A recent report by the Inspector General of the U.S. Department of Health and Human Services confirmed this discrepancy and raised concerns. The report examined coverage decisions for services under Medicare Part B, the part of the program that covers outpatient care. The report found that of the 7,500 submitted procedure codes, the methodology used to identify medical procedures, half were subject to the decisions of local contractors. 

The problem of unequal access has been a recurring one for Medicare. A 2003 Government Accounting Office report found similar discrepancies in MAC coverage for new medical technologies. Lawmakers passed a national coverage law to remedy the problem, but problems continue to the detriment of patients based on where they live. Seniors deserve access to treatments based on their health needs, not their zip codes.

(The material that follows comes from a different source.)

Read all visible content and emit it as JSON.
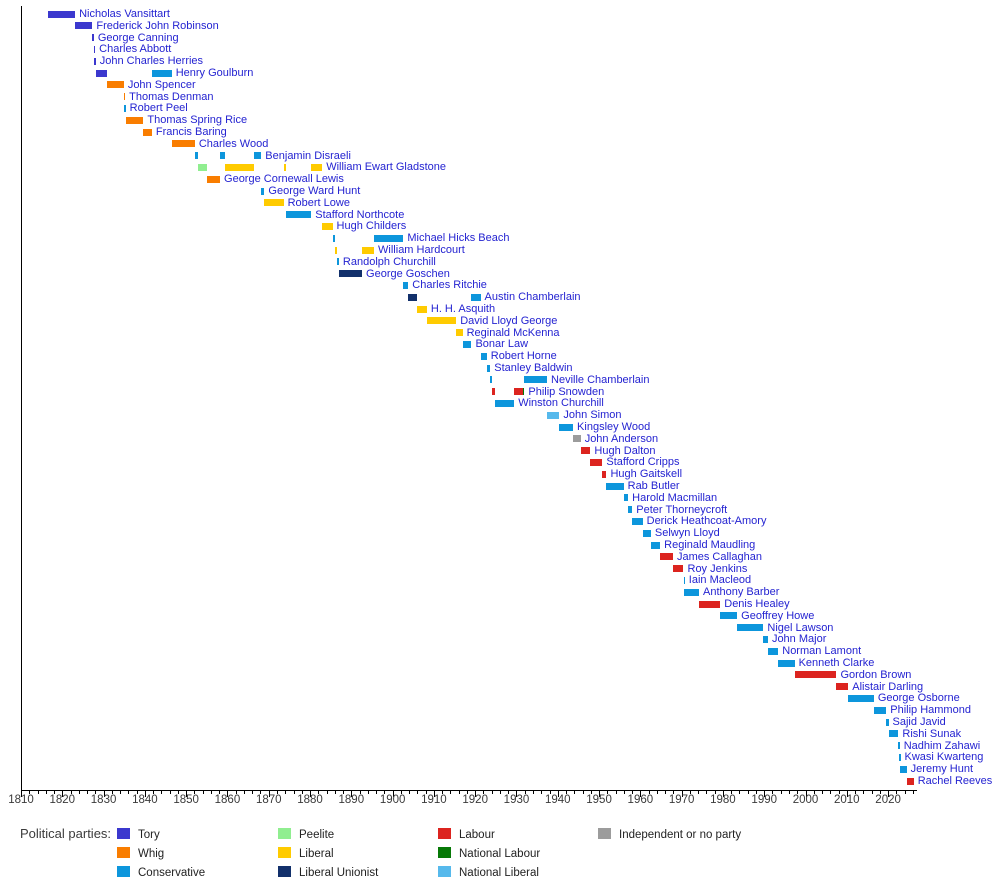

There’s a particular irony in the case of CardioMEMS. This is a device that keeps people out of the hospital — an important nationwide goal established by the Medicare program. Medicare now penalizes hospitals with excessively high readmission rates, by docking reimbursement rates for Medicare services by as much as 3 percent. 

More than half of the hospitals in nine states within the Novitas network have been penalized for excessive readmissions. Meanwhile, heart failure patients managed using CardioMEMS had almost half the rate of hospitalizations compared with patients managed using the standard of care two and half years after receiving the device – and counting. Covering CardioMEMS could help lower readmission rates, bringing significant savings to the nation’s healthcare system and preventing hospital stays for people living with heart failure. 

Advances in medical technology are lengthening lives and beating previously untreatable diseases. Americans suffering from heart disease, or any other treatable ailment, should not be denied a chance to benefit from these advances based on where they live. 


Kenneth E. Thorpe is professor of health policy at Emory University and chairman of the Partnership to Fight Chronic Disease.